Last week it was the swallows, flying in over the harbor to flutter down on trees in the scrubby bay side of the beach, singly and in twos and threes, swooping in from across the water and over the road where I stood, watching. Other people walked, biked, drove by without seeming to notice, or did not stop. There were hundreds of birds, trees-full, settled for a moment until, by silent code, all would alight, wing once or twice around, tracing arcs, and then group together to settle again. Head tipped back, transfixed, of course I thought of "The Birds," and how Tippi Hedren ran, children in hand, heads bowed, screaming, as the birds flew in to peck. These swallows -- I called them swifts, the word just seemed right, but learned later they were tree swallows -- had that strength in numbers, power to make all of those oblivious beachgoers take note, but did not feel menacing at all.

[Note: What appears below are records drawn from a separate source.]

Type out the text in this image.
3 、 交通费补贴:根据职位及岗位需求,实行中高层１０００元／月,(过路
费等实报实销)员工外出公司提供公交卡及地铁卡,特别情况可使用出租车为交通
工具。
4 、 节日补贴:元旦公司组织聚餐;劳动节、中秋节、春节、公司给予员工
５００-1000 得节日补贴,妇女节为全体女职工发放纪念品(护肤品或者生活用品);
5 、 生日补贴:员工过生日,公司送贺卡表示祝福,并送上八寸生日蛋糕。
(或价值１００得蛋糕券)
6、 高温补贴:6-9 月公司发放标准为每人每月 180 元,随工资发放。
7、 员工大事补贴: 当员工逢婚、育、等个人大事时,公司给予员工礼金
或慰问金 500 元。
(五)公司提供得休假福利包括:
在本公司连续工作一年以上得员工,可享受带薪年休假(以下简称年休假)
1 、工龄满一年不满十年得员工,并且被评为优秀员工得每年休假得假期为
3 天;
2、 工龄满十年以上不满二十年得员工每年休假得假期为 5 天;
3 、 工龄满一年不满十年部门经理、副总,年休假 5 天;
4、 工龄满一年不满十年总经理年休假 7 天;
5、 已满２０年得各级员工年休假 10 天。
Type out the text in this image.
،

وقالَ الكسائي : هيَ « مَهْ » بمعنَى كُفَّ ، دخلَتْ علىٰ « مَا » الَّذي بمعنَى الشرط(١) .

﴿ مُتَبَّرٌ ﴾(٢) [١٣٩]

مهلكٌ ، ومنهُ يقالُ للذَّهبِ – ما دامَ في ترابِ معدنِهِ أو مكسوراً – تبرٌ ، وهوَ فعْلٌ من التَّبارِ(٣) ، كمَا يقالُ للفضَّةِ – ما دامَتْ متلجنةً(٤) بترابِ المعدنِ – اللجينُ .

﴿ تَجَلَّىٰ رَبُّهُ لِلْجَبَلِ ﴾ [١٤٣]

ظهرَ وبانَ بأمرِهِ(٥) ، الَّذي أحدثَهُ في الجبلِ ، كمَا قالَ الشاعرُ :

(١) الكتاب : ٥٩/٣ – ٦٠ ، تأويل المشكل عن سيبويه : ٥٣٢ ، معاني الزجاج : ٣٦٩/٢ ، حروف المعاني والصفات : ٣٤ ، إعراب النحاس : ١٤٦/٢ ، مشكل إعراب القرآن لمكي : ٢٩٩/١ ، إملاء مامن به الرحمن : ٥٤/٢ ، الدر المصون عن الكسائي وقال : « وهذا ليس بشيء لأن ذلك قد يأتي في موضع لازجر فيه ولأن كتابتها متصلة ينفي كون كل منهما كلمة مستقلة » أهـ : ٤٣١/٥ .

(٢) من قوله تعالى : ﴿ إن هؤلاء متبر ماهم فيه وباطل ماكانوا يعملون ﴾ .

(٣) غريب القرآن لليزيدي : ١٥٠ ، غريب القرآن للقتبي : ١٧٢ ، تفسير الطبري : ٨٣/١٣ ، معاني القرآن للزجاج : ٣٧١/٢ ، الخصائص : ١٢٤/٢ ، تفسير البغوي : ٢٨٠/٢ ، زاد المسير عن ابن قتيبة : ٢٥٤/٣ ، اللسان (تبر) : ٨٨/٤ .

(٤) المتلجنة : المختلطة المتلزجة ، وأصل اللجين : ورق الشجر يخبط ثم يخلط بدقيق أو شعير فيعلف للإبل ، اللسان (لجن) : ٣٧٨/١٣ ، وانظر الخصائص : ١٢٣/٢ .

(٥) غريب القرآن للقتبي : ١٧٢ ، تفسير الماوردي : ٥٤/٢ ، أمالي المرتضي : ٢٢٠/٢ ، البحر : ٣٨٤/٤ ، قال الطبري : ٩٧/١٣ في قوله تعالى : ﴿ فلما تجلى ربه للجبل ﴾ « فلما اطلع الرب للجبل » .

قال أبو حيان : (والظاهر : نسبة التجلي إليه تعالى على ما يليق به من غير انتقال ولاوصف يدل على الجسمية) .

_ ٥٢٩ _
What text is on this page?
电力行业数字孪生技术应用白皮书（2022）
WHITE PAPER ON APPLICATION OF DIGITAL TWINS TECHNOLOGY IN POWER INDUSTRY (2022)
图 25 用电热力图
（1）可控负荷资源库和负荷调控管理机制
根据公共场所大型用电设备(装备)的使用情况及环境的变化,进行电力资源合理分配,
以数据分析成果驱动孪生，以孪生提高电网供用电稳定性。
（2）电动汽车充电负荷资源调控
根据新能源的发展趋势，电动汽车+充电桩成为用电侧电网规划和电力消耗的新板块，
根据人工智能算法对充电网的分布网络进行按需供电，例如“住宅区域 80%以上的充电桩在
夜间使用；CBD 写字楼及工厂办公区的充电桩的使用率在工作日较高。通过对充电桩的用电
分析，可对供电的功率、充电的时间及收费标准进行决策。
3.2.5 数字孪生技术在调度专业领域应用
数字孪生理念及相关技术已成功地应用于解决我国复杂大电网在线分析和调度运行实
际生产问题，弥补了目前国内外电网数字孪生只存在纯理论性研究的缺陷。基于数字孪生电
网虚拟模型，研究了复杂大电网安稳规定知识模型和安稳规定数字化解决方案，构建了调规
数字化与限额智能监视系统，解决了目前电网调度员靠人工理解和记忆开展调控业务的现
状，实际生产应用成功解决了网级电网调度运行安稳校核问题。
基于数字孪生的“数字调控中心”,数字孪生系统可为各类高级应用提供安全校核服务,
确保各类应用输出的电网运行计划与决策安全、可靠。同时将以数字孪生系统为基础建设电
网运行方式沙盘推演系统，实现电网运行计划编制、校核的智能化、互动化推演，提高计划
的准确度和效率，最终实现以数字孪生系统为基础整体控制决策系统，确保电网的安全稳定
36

This week there are dragonflies, hurrying in wide circles around the yard outside my kitchen door, where once before I sat surrounded by a swarm of them, something of a totem for me. I've found their bodies before and saved their clear, veined wings, ephemeral things with more strength than I may ever summon.
It's dizzying, chaotic, trying to follow them in the oncoming twilight, keep them in focus, in view, their hurried and effortless loops tipping vertically and horizontally like intertwined circus hoops.
There's nothing to do but sit here in the midst of them despite any other plans. I know I'm just by happenstance in the midst of whatever fall business they're about, just like the swallows were stopping off along the bay beach, serendipitously, when I was, too.
But both moments feel like blessed visitations to me.